Le lecteur se laisse donc facilement emmener dans l'histoire par les dessins agréables et la confiance qu'il a dans les talents d'écriture de JM DeMatteis. La narration est accompagnée par des cellules de texte donnant accès aux pensées de Katherine Sartori, soit ses émotions, soit le détail de sa réflexion, soit parfois des phrases semblant s'adresser directement au lecteur, avec le recul qu'elle a de savoir ce qui se passe après. le lecteur se dit dans un premier temps que le scénariste a choisi de montrer Katherine (17 ans) en 2009, de manière réaliste : les difficultés à expliquer sa situation à quelqu'un d'autre, la nécessité de prendre le train de banlieue, la difficulté d'assimiler les années passées entre 1969 et 2019 et tout ce qui a changé dans la société, mais aussi tout ce qu'ont entre-temps vécu les personnes qu'elles connaissaient en 1969. Il remarque bien que la dame verte constitue un élément fantastique, tout comme les doppelgängers en glaise, mais ils appartiennent à un autre registre. Il commence à se dire qu'il s'est fourvoyé dans la nature du registre narratif et dans les règles du jeu, quand Katherine trouve bien à propos une liasse de billets dans sa poche, ou quand sa penderie comprend toute une garde-robe contemporaine comme par magie. Bien sûr, ces mystères sont levés au cours du récit, et DeMatteis se montre assez facétieux en donnant 2 explications distinctes à plusieurs scènes d'écart. le degré de satisfaction du lecteur à la fin du récit dépend de ses attentes et de sa sensibilité. L'auteur a déroulé un récit avec une solide logique interne jusqu'au bout et a levé les deux principaux mystères. Il a développé deux thèmes principaux dont celui du pouvoir de l'esprit sur la réalité. S'il est plutôt cartésien, le lecteur éprouve quelques difficultés à se satisfaire de ce thème, s'il accepte de le prendre manière moins littérale, il trouve plus de satisfaction dans la dimension poétique du récit.

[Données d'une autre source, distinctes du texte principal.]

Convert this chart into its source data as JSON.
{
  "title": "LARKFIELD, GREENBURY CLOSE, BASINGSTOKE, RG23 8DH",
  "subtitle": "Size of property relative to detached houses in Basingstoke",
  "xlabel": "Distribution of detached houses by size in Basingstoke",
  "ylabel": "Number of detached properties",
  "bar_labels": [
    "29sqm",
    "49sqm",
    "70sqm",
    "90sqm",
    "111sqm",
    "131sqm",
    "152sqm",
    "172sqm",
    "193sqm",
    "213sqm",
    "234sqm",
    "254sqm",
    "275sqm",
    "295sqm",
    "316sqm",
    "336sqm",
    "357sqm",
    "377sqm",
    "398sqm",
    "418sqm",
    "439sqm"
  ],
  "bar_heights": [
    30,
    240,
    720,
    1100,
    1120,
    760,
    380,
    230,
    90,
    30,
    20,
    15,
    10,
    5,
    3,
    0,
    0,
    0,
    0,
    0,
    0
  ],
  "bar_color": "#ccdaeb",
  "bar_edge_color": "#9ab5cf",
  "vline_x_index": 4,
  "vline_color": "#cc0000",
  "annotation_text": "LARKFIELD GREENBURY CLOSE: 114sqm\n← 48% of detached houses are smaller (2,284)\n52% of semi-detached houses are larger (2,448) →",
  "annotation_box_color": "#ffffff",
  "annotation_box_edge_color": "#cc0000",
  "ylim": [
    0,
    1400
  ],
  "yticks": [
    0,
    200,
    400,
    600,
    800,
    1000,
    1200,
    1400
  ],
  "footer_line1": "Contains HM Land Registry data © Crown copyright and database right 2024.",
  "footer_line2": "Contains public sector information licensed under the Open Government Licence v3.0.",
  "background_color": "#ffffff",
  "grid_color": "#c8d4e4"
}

C'est l'histoire de Katherine (17 ans) mourant dans la première page du récit et revenant à la vie pour se retrouver projeté 50 ans dans le futur. JM DeMatteis & Corin Howell racontent leur histoire de manière simple et claire, avec une narration visuelle au service de l'histoire agréable à l'oeil sans être racoleuse, détaillée sans être empesée. le lecteur éprouve une forte curiosité de découvrir le fin mot de l'histoire, tout en s'attachant au personnage principal et à sa situation où cette adolescente se retrouve en mesure de contempler qu'elle a été / sera sa vie d'adulte. Il ne s'agit pas du récit le plus profond ou le plus expérimental de DeMatteis, mais sa poésie agit en douceur.